Overall, I am really excited for the future of not only my own projects, but those of the new recruits!
On Saturday, I spent about an hour and a half setting up the test for the new Weekly Report and testing the warm and cold spreadsheet.
I adapted the test I had used before, which included test rooms with made-up temperature and CO2 values to reflect a variety of test cases, to fit into the historical report. Since the report produced was comprehensive, I decided to focus on temperature for that day -- everything checks out with the values I determined manually with a calculator (a process which took a decent amount of time even with the few data points I had -- that's why automation is so helpful).

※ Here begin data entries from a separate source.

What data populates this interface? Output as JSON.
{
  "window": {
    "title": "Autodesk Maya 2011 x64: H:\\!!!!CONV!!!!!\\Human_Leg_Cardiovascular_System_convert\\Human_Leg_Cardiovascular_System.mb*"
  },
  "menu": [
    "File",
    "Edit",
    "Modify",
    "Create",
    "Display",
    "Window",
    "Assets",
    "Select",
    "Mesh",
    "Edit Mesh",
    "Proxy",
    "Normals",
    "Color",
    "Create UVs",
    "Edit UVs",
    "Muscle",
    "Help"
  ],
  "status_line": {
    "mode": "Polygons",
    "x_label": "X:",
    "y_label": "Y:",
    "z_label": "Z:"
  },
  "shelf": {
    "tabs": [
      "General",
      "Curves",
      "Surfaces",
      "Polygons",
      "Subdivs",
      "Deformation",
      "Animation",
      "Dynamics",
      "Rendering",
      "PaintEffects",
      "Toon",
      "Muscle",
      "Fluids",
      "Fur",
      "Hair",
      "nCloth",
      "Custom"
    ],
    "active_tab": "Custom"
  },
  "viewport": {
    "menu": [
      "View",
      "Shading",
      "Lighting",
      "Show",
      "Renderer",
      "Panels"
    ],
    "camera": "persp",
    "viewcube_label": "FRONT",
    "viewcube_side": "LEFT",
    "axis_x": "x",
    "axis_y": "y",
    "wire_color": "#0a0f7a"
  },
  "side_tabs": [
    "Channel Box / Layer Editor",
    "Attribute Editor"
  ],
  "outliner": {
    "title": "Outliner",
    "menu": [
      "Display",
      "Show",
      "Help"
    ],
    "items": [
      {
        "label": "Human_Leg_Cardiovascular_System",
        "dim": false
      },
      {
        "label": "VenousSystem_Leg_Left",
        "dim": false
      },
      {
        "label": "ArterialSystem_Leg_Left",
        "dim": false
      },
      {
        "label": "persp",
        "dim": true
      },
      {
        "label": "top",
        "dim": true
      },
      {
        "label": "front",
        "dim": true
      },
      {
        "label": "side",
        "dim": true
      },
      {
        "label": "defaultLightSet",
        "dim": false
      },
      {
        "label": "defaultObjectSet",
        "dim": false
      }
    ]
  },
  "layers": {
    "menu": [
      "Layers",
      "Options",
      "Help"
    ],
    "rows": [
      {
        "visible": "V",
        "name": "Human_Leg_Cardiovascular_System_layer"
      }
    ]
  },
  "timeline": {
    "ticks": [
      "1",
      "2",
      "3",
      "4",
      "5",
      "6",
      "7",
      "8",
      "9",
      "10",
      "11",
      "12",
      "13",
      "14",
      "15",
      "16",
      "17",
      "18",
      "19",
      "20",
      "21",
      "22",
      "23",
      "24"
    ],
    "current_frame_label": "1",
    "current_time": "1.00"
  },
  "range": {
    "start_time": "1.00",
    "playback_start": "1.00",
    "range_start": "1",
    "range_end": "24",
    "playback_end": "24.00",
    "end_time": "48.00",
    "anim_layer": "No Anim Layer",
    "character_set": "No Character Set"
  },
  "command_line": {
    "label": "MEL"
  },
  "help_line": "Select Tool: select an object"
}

Next, I will test the report on carbon dioxide values and then start deploying to the server. This new version will only make use of cron for the fifteen-minute logging and the two programs (task_zero and generate_historical_report) run at the end of each week. Additionally, since school is closed, the values collected will not be meaningful; they are simply a test of the capabilities of this new report.
I also have a bit of functionality to add to the final piece of the new report, based on what I was told by Facility members in January. In the automated email, I should include the top 5 or so rooms that need attention, so that the Facility members can look at them. This is an easily reachable goal as it simply requires the method DataFrame.head() to return the top 5 rows of each DataFrame in sorted order.